While developers often focus on technical exploits, human-layer vulnerabilities are among the most common points of failure. Attackers routinely impersonate project maintainers, support agents, or collaborators to trick individuals into handing over sensitive information.

So always remember this :

• Sharing mnemonic phrases over screen-share calls
• Pasting private keys into "support" chats
• Entering private keys on phishing sites posing as official platforms
• "Helping" someone create a wallet by handling it for them

Mitigation :

• Disable screen recording and sharing when handling wallets
• Never share mnemonic phrases or private keys with anyone—not even official support
• Verify URLs manually (not through links)
• Create wallets independently; never let anyone else "set it up" for you
• If compromise is suspected, immediately transfer assets to a new wallet

4. Compromised server/system :

This is where security gets complex. Even with perfect code, a compromised server or system can leak everything. Common attack vectors include:

4.1. Remote code execution (RCE)

It is when attackers get access to system/server and execute code remotely including system commands to exploit and remotely control it. The main exploit points for this are :

• Affected/vulnerable component : Checkout recent CVEs for the components being in the system/application. If they are using vulnerable component than, its easy to exploit them. The recent example of this is react2shell (CVE**-2025-55182**)

4.2. Supply chain attack

• Compromised npm/pip/cargo packages
• Typosquatted packages (etherjs vs ethersjs)
• Malicious update by a compromised maintainer
• Build pipelines exfiltrating environment variables

For this you can checkout more on our prior post where we have discussed everything in detail about supply chain attack vectors - https://blog.valkyri.xyz/posts/wallet-extension-pentesting/#1-supply-chain-attack

Also you could check if dependencies contains malware via our tool : https://npms.fullstackaudits.com/

4.3. Command Injection

It is an attack in which the goal is execution of arbitrary commands on the host operating system via a vulnerable application. Command injection attacks are possible when an application passes unsafe user supplied data (forms, cookies, HTTP headers etc.) to a system shell. In this attack, the attacker-supplied operating system commands are usually executed with the privileges of the vulnerable application. Command injection attacks are possible largely due to insufficient input validation.

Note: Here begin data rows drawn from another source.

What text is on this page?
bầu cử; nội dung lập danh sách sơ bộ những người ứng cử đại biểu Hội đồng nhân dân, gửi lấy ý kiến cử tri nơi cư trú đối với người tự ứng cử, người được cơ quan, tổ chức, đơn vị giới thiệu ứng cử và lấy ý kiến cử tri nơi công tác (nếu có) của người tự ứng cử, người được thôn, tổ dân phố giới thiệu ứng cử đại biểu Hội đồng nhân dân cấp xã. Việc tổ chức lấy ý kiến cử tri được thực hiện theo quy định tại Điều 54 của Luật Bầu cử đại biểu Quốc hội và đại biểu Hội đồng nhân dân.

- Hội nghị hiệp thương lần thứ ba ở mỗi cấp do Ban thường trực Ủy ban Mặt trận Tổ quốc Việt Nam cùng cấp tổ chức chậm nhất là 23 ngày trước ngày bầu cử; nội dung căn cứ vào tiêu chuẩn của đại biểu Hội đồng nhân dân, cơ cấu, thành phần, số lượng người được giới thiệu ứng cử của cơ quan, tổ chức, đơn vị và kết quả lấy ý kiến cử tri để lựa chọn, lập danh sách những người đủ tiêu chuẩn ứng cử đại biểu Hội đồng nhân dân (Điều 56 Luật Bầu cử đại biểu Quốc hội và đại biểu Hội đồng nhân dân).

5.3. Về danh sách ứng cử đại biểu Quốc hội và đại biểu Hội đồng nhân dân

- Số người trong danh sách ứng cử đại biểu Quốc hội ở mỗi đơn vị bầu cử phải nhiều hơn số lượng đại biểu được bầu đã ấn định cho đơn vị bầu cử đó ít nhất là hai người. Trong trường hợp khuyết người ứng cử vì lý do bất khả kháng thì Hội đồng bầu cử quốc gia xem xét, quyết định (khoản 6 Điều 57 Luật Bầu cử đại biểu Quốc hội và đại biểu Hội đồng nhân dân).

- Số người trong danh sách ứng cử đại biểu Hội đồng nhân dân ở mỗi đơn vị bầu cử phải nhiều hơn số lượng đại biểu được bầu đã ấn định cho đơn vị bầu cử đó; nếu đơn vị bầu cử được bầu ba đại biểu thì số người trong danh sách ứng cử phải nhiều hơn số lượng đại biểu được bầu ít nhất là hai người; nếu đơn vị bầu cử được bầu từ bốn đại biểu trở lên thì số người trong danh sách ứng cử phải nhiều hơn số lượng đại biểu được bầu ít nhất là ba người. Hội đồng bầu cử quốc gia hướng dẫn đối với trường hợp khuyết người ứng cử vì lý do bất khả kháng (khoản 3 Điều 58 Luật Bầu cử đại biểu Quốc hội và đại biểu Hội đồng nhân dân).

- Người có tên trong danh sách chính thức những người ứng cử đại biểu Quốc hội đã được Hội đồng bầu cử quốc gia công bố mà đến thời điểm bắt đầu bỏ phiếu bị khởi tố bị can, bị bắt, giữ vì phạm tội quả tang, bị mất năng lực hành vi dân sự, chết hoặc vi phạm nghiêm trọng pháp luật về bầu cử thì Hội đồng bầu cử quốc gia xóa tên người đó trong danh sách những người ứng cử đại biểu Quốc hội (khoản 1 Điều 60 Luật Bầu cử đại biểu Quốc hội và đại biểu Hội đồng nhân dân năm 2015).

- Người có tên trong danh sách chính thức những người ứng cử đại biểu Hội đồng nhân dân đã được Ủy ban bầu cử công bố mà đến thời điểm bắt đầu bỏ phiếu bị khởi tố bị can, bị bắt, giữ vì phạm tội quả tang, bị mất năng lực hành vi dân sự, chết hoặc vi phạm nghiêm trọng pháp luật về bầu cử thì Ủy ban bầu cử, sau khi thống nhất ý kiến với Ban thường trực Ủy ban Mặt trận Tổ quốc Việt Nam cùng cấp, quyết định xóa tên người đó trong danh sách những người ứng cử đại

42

Read more about this issue via OWASP guide

4.4. Cloud Security

Misconfigured cloud instances could lead to leaking private key through logs, misconfigured permissions for IAM. For example a leaked cloud credential can allow attackers to call: secretsmanager.getSecretValue(...) and obtain wallet signing keys with a single API request

5. Deployment Scripts

Developers often embed private keys into deployment scripts for local testing. If these scripts are checked into version control, shared with teammates, or run in CI pipelines, the private key becomes exposed.

Furthermore, private keys passed via command-line arguments often appear in shell history files (~/.bash_history), making them accessible to anyone with terminal access.

Because deployment wallets typically hold elevated privileges, leakage at this layer is especially destructive.

6. Logging and debugging

Most real-world private key leaks in dapps start with “temporary” debug logs that become permanent once they hit disk, APM, or centralized log aggregators.

Common patterns:

// Hardhat / backend service
const wallet = new ethers.Wallet(process.env.PRIVATE_KEY, provider);
console.log("[init] Using wallet:", wallet);          // logs address + internals
console.log("[debug] pk:", process.env.PRIVATE_KEY);  // catastrophic

Issues :

• console.log ends up in:
  • Local log files (pm2, docker logs, journald).
  • Centralized logging (CloudWatch, Datadog, ELK).
  • Third‑party error trackers (Sentry, Rollbar).
• Logs are often:
  • Retained for months.
  • Accessible to multiple teams and vendors.
  • Unencrypted and searchable.

Mitigation :

• Enforce log redaction patterns at code-review level
• Block builds if PRIVATE_KEY or MNEMONIC appears in logs (static scan).
• Restrict log access via access control mechanisms. And sensitive logs should be encrypted at rest.